Connecting decision points in the organization
Robust computational technology can help us peer into the micromarket and see activity at the most granular level of every customer and every product. Advanced science can help overcome problems like data sparsity and identify what is driving customer behavior in the unique circumstances of your own market. But there is one final challenge to address: how to connect all the different places in the organization where marketing decisions are made and align them for optimal responses to the opportunities which present themselves every day.
Marketing decisions typically are not made in one place, but rather in many places throughout the organization. Pricing analysts as a rule don’t work within the same formal departmental structures as salespeople, advertising managers don’t share common information channels with trade spend executives, and so forth. The advantage of understanding the factors that influence customer behavior can only be converted into predictive actionable recommendations if all the decision-making agents relevant to these areas are able to look at the same data and align their decisions for optimal effect.
Now, no piece of decision support technology can make people in different silos talk to each other. To a large extent the capability to overcome the silo mentality lies within the organization’s own communications processes and related activities. Most likely, organizations that are serious about this will be investing in some form of enterprise-wide technology like Enterprise Resource Planning (ERP) systems to ensure that the right data are available to anyone who needs it anywhere in the organization. To provide the most precise guidance for customized marketing decisions, the analytical tools and support systems you use should anticipate the existence of an enterprise-wide platform acting as the system of record, and be able to seamlessly link into it.
Customizing micromarket-level decisions is not easy.

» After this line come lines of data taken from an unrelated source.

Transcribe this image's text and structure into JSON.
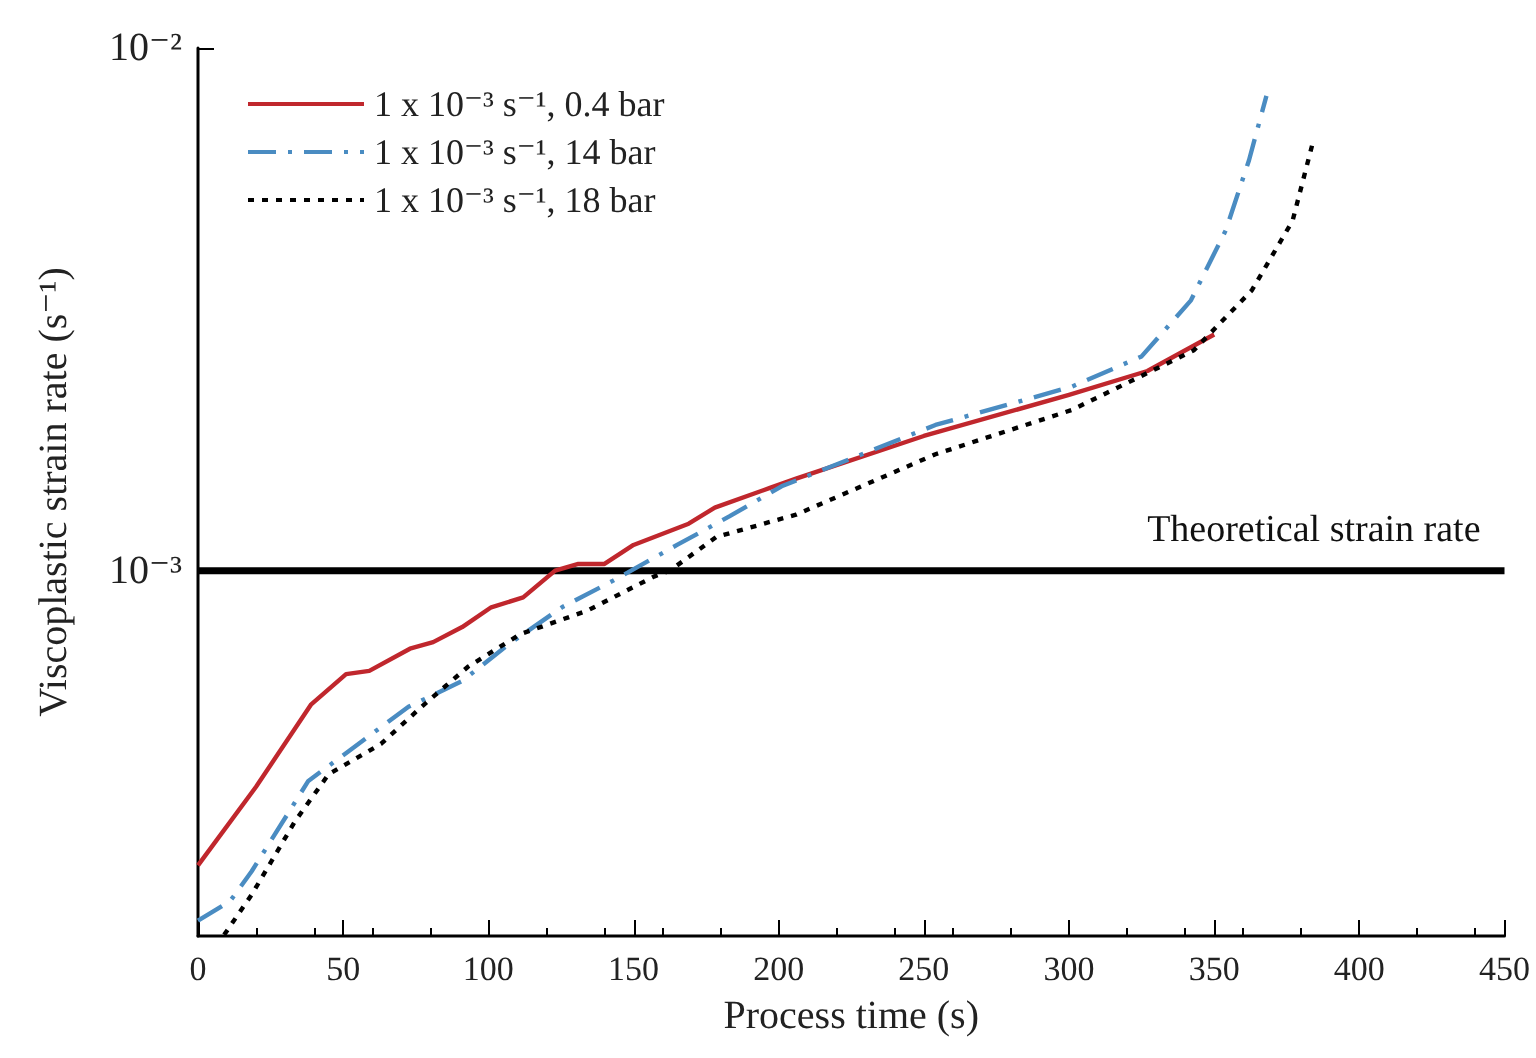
{
  "chart_data": {
    "type": "line",
    "xlabel": "Process time (s)",
    "ylabel": "Viscoplastic strain rate (s⁻¹)",
    "log": "y",
    "xlim": [
      0,
      450
    ],
    "xticks": [
      0,
      50,
      100,
      150,
      200,
      250,
      300,
      350,
      400,
      450
    ],
    "ylim": [
      0.0002,
      0.01
    ],
    "yticks": [
      {
        "value": 0.001,
        "label": "10⁻³"
      },
      {
        "value": 0.01,
        "label": "10⁻²"
      }
    ],
    "grid": false,
    "legend": "top left",
    "marker": "none",
    "ref_lines": [
      {
        "axis": "y",
        "value": 0.001,
        "label": "Theoretical strain rate",
        "color": "#000000"
      }
    ],
    "series": [
      {
        "name": "1 x 10⁻³ s⁻¹, 0.4 bar",
        "color": "#c0272d",
        "line_style": "solid",
        "x": [
          0,
          20,
          39,
          51,
          59,
          73,
          81,
          91,
          101,
          112,
          123,
          131,
          140,
          150,
          169,
          178,
          197,
          206,
          250,
          300,
          327,
          350
        ],
        "values": [
          0.000273,
          0.000386,
          0.000555,
          0.000634,
          0.000643,
          0.000709,
          0.00073,
          0.00078,
          0.000851,
          0.000889,
          0.001,
          0.00103,
          0.00103,
          0.00112,
          0.00123,
          0.00132,
          0.00144,
          0.0015,
          0.00181,
          0.00217,
          0.00241,
          0.00283
        ]
      },
      {
        "name": "1 x 10⁻³ s⁻¹, 14 bar",
        "color": "#4a8cc2",
        "line_style": "dashed",
        "x": [
          0,
          11,
          18.5,
          38,
          52,
          72.5,
          91,
          107,
          125.5,
          143,
          165,
          183,
          201,
          254,
          301,
          325,
          342,
          354,
          362,
          368
        ],
        "values": [
          0.000214,
          0.000233,
          0.000266,
          0.000396,
          0.000452,
          0.000549,
          0.000615,
          0.000723,
          0.000852,
          0.000957,
          0.00112,
          0.00127,
          0.00145,
          0.0019,
          0.00225,
          0.00257,
          0.00329,
          0.00448,
          0.0061,
          0.0081
        ]
      },
      {
        "name": "1 x 10⁻³ s⁻¹, 18 bar",
        "color": "#000000",
        "line_style": "dotted",
        "x": [
          9,
          18.5,
          33.5,
          45,
          63,
          77,
          93,
          111,
          134,
          157,
          162.5,
          178.5,
          206,
          254,
          301,
          343,
          363,
          377,
          384
        ],
        "values": [
          0.000201,
          0.00024,
          0.000332,
          0.000408,
          0.000466,
          0.000549,
          0.000655,
          0.000756,
          0.000838,
          0.000974,
          0.001,
          0.00116,
          0.00128,
          0.00167,
          0.00203,
          0.00264,
          0.00344,
          0.00467,
          0.0066
        ]
      }
    ]
  }
}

You need a combination of robust computational capabilities to crunch billions of terabytes of data, creative scientific approaches to solving daunting practical challenges like long-tail data sparsity, and organizational alignment to facilitate optimal decision-making from integrated decision support systems. As tough as the challenge is, the effort has the potential to return a substantial multiple of your investment by directly addressing and providing guidance on those problems that are your own top priorities, in the context of your own unique marketplace.